In the situation where you're using this device as a general purpose data storage system (i.e. a NAS), you would obviously see a lot of changes happening, so periodic backups can be a good idea. But the configuration data itself will rarely change.

So... why do you feel you need to even setup this script for periodic backups? Is there something in your setup that causes changes on a frequent basis?

It's more kind of a learning process. I'm employed as an IT-Specialist for Medical IT in a hospital - therefore, there are many aspects to consider regarding to IT-Security on my daily business and it's necessary to continuously expand the knowledge about it and to analyze the existing solutions to get the most secure infrastructure without limitating the applications and devices in their functions we need.

So all aspects that I learn in self-studying these topics at work, I examine accordingly for implementability in my own infrastructure and I try to find the most restricted settings without limitating the function of the applications, too.

Back to your question: I test and apply new settings at least once a week to the configuration of my Servers and devices, so I thought it's not a bad idea to get an automatic Backup in case of forgetting to save the settings before the new would be applied.

Thank you for the input!

Sometimes you are just caught in your tunnel vision, hence my question here in the forum.
I will try to find out, whats the best way for me with these new approaches.

In Case there are more idea's i look forward to it.

Update: I just implemented the advised two-step process and tested it manually. The next automatic backup is scheduled for Sunday 2:00 am.

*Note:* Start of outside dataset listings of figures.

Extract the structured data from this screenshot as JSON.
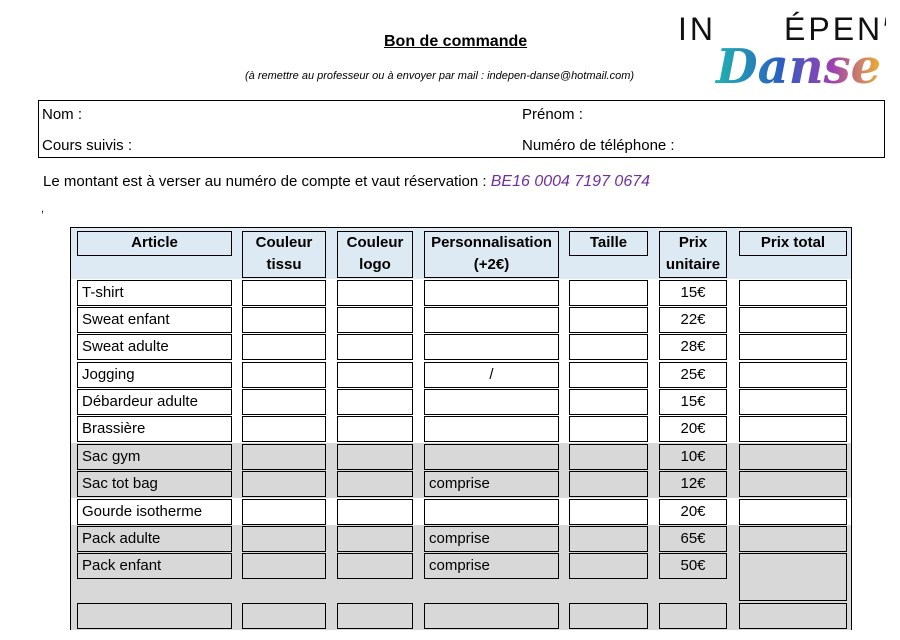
{
  "header": {
    "title": "Bon de commande",
    "subtitle": "(à remettre au professeur ou à envoyer par mail : indepen-danse@hotmail.com)",
    "logo_text": "INDÉPEN' Danse"
  },
  "form": {
    "nom": "Nom :",
    "prenom": "Prénom :",
    "cours": "Cours suivis :",
    "telephone": "Numéro de téléphone :"
  },
  "payment": {
    "text": "Le montant est à verser au numéro de compte et vaut réservation :",
    "iban": "BE16 0004 7197 0674",
    "iban_color": "#7030a0"
  },
  "stray_mark": ",",
  "table": {
    "columns": [
      {
        "line1": "Article",
        "line2": ""
      },
      {
        "line1": "Couleur",
        "line2": "tissu"
      },
      {
        "line1": "Couleur",
        "line2": "logo"
      },
      {
        "line1": "Personnalisation",
        "line2": "(+2€)"
      },
      {
        "line1": "Taille",
        "line2": ""
      },
      {
        "line1": "Prix",
        "line2": "unitaire"
      },
      {
        "line1": "Prix total",
        "line2": ""
      }
    ],
    "rows": [
      {
        "article": "T-shirt",
        "perso": "",
        "prix": "15€",
        "shade": "white"
      },
      {
        "article": "Sweat enfant",
        "perso": "",
        "prix": "22€",
        "shade": "white"
      },
      {
        "article": "Sweat adulte",
        "perso": "",
        "prix": "28€",
        "shade": "white"
      },
      {
        "article": "Jogging",
        "perso": "/",
        "prix": "25€",
        "shade": "white"
      },
      {
        "article": "Débardeur adulte",
        "perso": "",
        "prix": "15€",
        "shade": "white"
      },
      {
        "article": "Brassière",
        "perso": "",
        "prix": "20€",
        "shade": "white"
      },
      {
        "article": "Sac gym",
        "perso": "",
        "prix": "10€",
        "shade": "gray"
      },
      {
        "article": "Sac tot bag",
        "perso": "comprise",
        "prix": "12€",
        "shade": "gray"
      },
      {
        "article": "Gourde isotherme",
        "perso": "",
        "prix": "20€",
        "shade": "white"
      },
      {
        "article": "Pack adulte",
        "perso": "comprise",
        "prix": "65€",
        "shade": "gray"
      },
      {
        "article": "Pack enfant",
        "perso": "comprise",
        "prix": "50€",
        "shade": "gray"
      },
      {
        "article": "",
        "perso": "",
        "prix": "",
        "shade": "gray"
      }
    ]
  }
}
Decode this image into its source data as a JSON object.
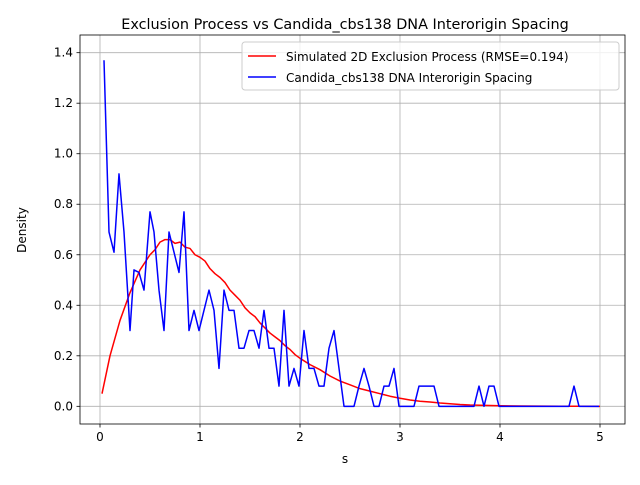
{
  "chart_data": {
    "type": "line",
    "title": "Exclusion Process vs Candida_cbs138 DNA Interorigin Spacing",
    "xlabel": "s",
    "ylabel": "Density",
    "xlim": [
      -0.2,
      5.25
    ],
    "ylim": [
      -0.07,
      1.47
    ],
    "xticks": [
      0,
      1,
      2,
      3,
      4,
      5
    ],
    "xtick_labels": [
      "0",
      "1",
      "2",
      "3",
      "4",
      "5"
    ],
    "yticks": [
      0.0,
      0.2,
      0.4,
      0.6,
      0.8,
      1.0,
      1.2,
      1.4
    ],
    "ytick_labels": [
      "0.0",
      "0.2",
      "0.4",
      "0.6",
      "0.8",
      "1.0",
      "1.2",
      "1.4"
    ],
    "grid": true,
    "legend_position": "top-right",
    "series": [
      {
        "name": "Simulated 2D Exclusion Process (RMSE=0.194)",
        "color": "#ff0000",
        "x": [
          0.02,
          0.1,
          0.2,
          0.3,
          0.4,
          0.5,
          0.55,
          0.6,
          0.65,
          0.7,
          0.75,
          0.8,
          0.85,
          0.9,
          0.95,
          1.0,
          1.05,
          1.1,
          1.15,
          1.2,
          1.25,
          1.3,
          1.35,
          1.4,
          1.45,
          1.5,
          1.55,
          1.6,
          1.65,
          1.7,
          1.75,
          1.8,
          1.85,
          1.9,
          1.95,
          2.0,
          2.1,
          2.2,
          2.3,
          2.4,
          2.5,
          2.6,
          2.7,
          2.8,
          2.9,
          3.0,
          3.1,
          3.2,
          3.3,
          3.4,
          3.5,
          3.6,
          3.7,
          3.8,
          3.9,
          4.0,
          4.2,
          4.4,
          4.6,
          4.8,
          5.0
        ],
        "y": [
          0.05,
          0.2,
          0.34,
          0.45,
          0.54,
          0.6,
          0.62,
          0.65,
          0.66,
          0.66,
          0.645,
          0.65,
          0.63,
          0.625,
          0.6,
          0.59,
          0.575,
          0.545,
          0.525,
          0.51,
          0.49,
          0.46,
          0.44,
          0.42,
          0.39,
          0.37,
          0.355,
          0.33,
          0.31,
          0.29,
          0.275,
          0.26,
          0.24,
          0.225,
          0.205,
          0.19,
          0.165,
          0.145,
          0.12,
          0.1,
          0.085,
          0.07,
          0.06,
          0.05,
          0.04,
          0.032,
          0.025,
          0.02,
          0.017,
          0.013,
          0.01,
          0.007,
          0.005,
          0.004,
          0.003,
          0.002,
          0.0015,
          0.001,
          0.0005,
          0.0002,
          0.0
        ]
      },
      {
        "name": "Candida_cbs138 DNA Interorigin Spacing",
        "color": "#0000ff",
        "x": [
          0.04,
          0.09,
          0.14,
          0.19,
          0.24,
          0.3,
          0.34,
          0.39,
          0.44,
          0.5,
          0.54,
          0.59,
          0.64,
          0.69,
          0.74,
          0.79,
          0.84,
          0.89,
          0.94,
          0.99,
          1.04,
          1.09,
          1.14,
          1.19,
          1.24,
          1.29,
          1.34,
          1.39,
          1.44,
          1.49,
          1.54,
          1.59,
          1.64,
          1.69,
          1.74,
          1.79,
          1.84,
          1.89,
          1.94,
          1.99,
          2.04,
          2.09,
          2.14,
          2.19,
          2.24,
          2.29,
          2.34,
          2.39,
          2.44,
          2.49,
          2.54,
          2.59,
          2.64,
          2.69,
          2.74,
          2.79,
          2.84,
          2.89,
          2.94,
          2.99,
          3.04,
          3.09,
          3.14,
          3.19,
          3.24,
          3.29,
          3.34,
          3.39,
          3.44,
          3.49,
          3.54,
          3.59,
          3.64,
          3.69,
          3.74,
          3.79,
          3.84,
          3.89,
          3.94,
          3.99,
          4.04,
          4.09,
          4.14,
          4.19,
          4.24,
          4.29,
          4.34,
          4.39,
          4.44,
          4.49,
          4.54,
          4.59,
          4.64,
          4.69,
          4.74,
          4.79,
          4.84,
          4.89,
          4.94,
          4.99
        ],
        "y": [
          1.37,
          0.69,
          0.61,
          0.92,
          0.69,
          0.3,
          0.54,
          0.53,
          0.46,
          0.77,
          0.69,
          0.46,
          0.3,
          0.69,
          0.61,
          0.53,
          0.77,
          0.3,
          0.38,
          0.3,
          0.38,
          0.46,
          0.38,
          0.15,
          0.46,
          0.38,
          0.38,
          0.23,
          0.23,
          0.3,
          0.3,
          0.23,
          0.38,
          0.23,
          0.23,
          0.08,
          0.38,
          0.08,
          0.15,
          0.08,
          0.3,
          0.15,
          0.15,
          0.08,
          0.08,
          0.23,
          0.3,
          0.15,
          0.0,
          0.0,
          0.0,
          0.08,
          0.15,
          0.08,
          0.0,
          0.0,
          0.08,
          0.08,
          0.15,
          0.0,
          0.0,
          0.0,
          0.0,
          0.08,
          0.08,
          0.08,
          0.08,
          0.0,
          0.0,
          0.0,
          0.0,
          0.0,
          0.0,
          0.0,
          0.0,
          0.08,
          0.0,
          0.08,
          0.08,
          0.0,
          0.0,
          0.0,
          0.0,
          0.0,
          0.0,
          0.0,
          0.0,
          0.0,
          0.0,
          0.0,
          0.0,
          0.0,
          0.0,
          0.0,
          0.08,
          0.0,
          0.0,
          0.0,
          0.0,
          0.0
        ]
      }
    ]
  }
}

A note from my side: I use key-based authentication for ssh - however, the pre-installed dropbear package (ssh) can only handle just one authorized_keys file in it's configuration.
So in my case, the implemented two-step process required the installation of the openssh-server and openssh-client packages to handle multiple user-authentication.

This topic was automatically closed 10 days after the last reply. New replies are no longer allowed.